Ik ben geen schrijver van het woord lieveheersbeestje. Een paar jaar terug heb ik ons woordenboek geraadpleegd, dus ik weet nu hoe het woord gespeld moet worden, maar ik schreef ooit: Lieve-Heers-beestje, lieve Heersbeestje en Lieveheers-beestje. Op het forum van lieveheersbeestje.nl maak je daar absoluut geen vrienden mee. Bij dezen derhalve mijn oprechte excuses aan alle lieveheersbeestjesminnenden.
In Verdeel en Lieve-Heers, het vakblad van lieveheersbeestjesfans, stond laatst een alleraardigst artikel over de balts- en paringsrituelen van het lieveheersbeestje.

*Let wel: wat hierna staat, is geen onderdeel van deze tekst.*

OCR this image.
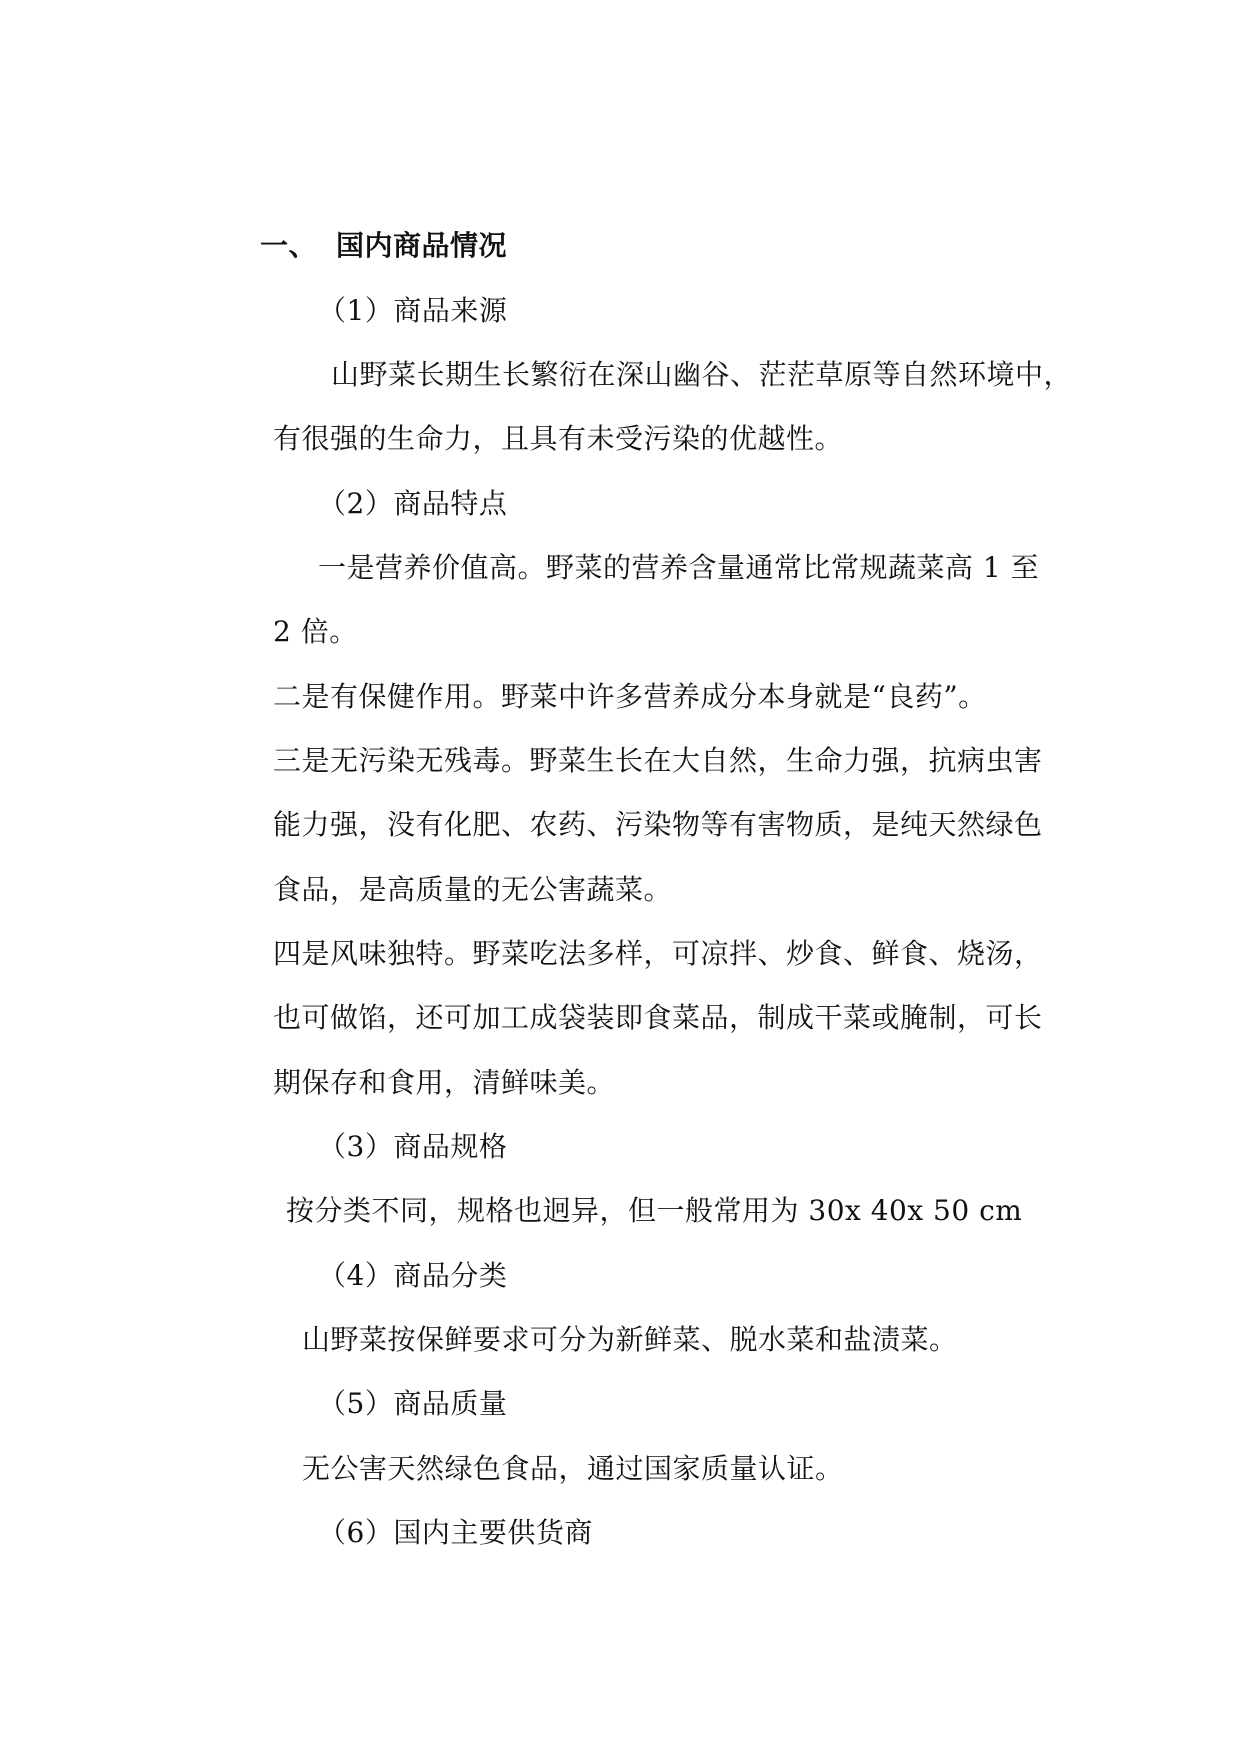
一、 国内商品情况
（1）商品来源
山野菜长期生长繁衍在深山幽谷、茫茫草原等自然环境中，
有很强的生命力，且具有未受污染的优越性。
（2）商品特点
一是营养价值高。野菜的营养含量通常比常规蔬菜高 1 至
2 倍。
二是有保健作用。野菜中许多营养成分本身就是“良药”。
三是无污染无残毒。野菜生长在大自然，生命力强，抗病虫害
能力强，没有化肥、农药、污染物等有害物质，是纯天然绿色
食品，是高质量的无公害蔬菜。
四是风味独特。野菜吃法多样，可凉拌、炒食、鲜食、烧汤，
也可做馅，还可加工成袋装即食菜品，制成干菜或腌制，可长
期保存和食用，清鲜味美。
（3）商品规格
按分类不同，规格也迥异，但一般常用为 30x 40x 50 cm
（4）商品分类
山野菜按保鲜要求可分为新鲜菜、脱水菜和盐渍菜。
（5）商品质量
无公害天然绿色食品，通过国家质量认证。
（6）国内主要供货商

Omdat lieveheersbeestjes in die bewuste tijden graag spelen en gorgelen met saponinen of vitamine E-achtige substanties – dat werd in het artikel niet geheel duidelijk – en dat daarna overgeven aan hun vriendinnen is de jojobaplant een plant die de top 2000 van de lieveheersbeestjes al meer dan zestig jaar van de eerste plaats voorziet. Fluister maar eens ‘jojoba’ naar een lieveheersbeestje dat toevallig op uw arm zit en hij/zij zal dit gegarandeerd beantwoorden met een stuk of twaalf stippen!
Net als olifanten niet zonder steenvruchten kunnen en vossen niet zonder vitamine B, kunnen lieveheersbeestjes niet zonder de jojobaplant.
Zoals een moezelman zijn Mekka heeft en een paling de Sargassozee, zo heeft het lieveheersbeestje de jojobaplant.
Lieveheersbeestjes kunnen – afhankelijk van hun lengte – per dag vele, vele malen hun eigen lengte vliegen. Er gaan zelfs verhalen van lieveheersbeestjes die in een dag – in een concorde en in het bijzijn van verschillende wetenschappers en jojobastekjes – tweemaal de wereld zijn rondgevlogen. Rotstekeningen uit de tijd van enkel amfibieën laten al de onvermijdelijkheid en onverwoestbaarheid van lieveheersbeestjes en Stanley Kubrick zien. En de jojobaplant was toen alleen nog maar als eencellige in de aanbieding.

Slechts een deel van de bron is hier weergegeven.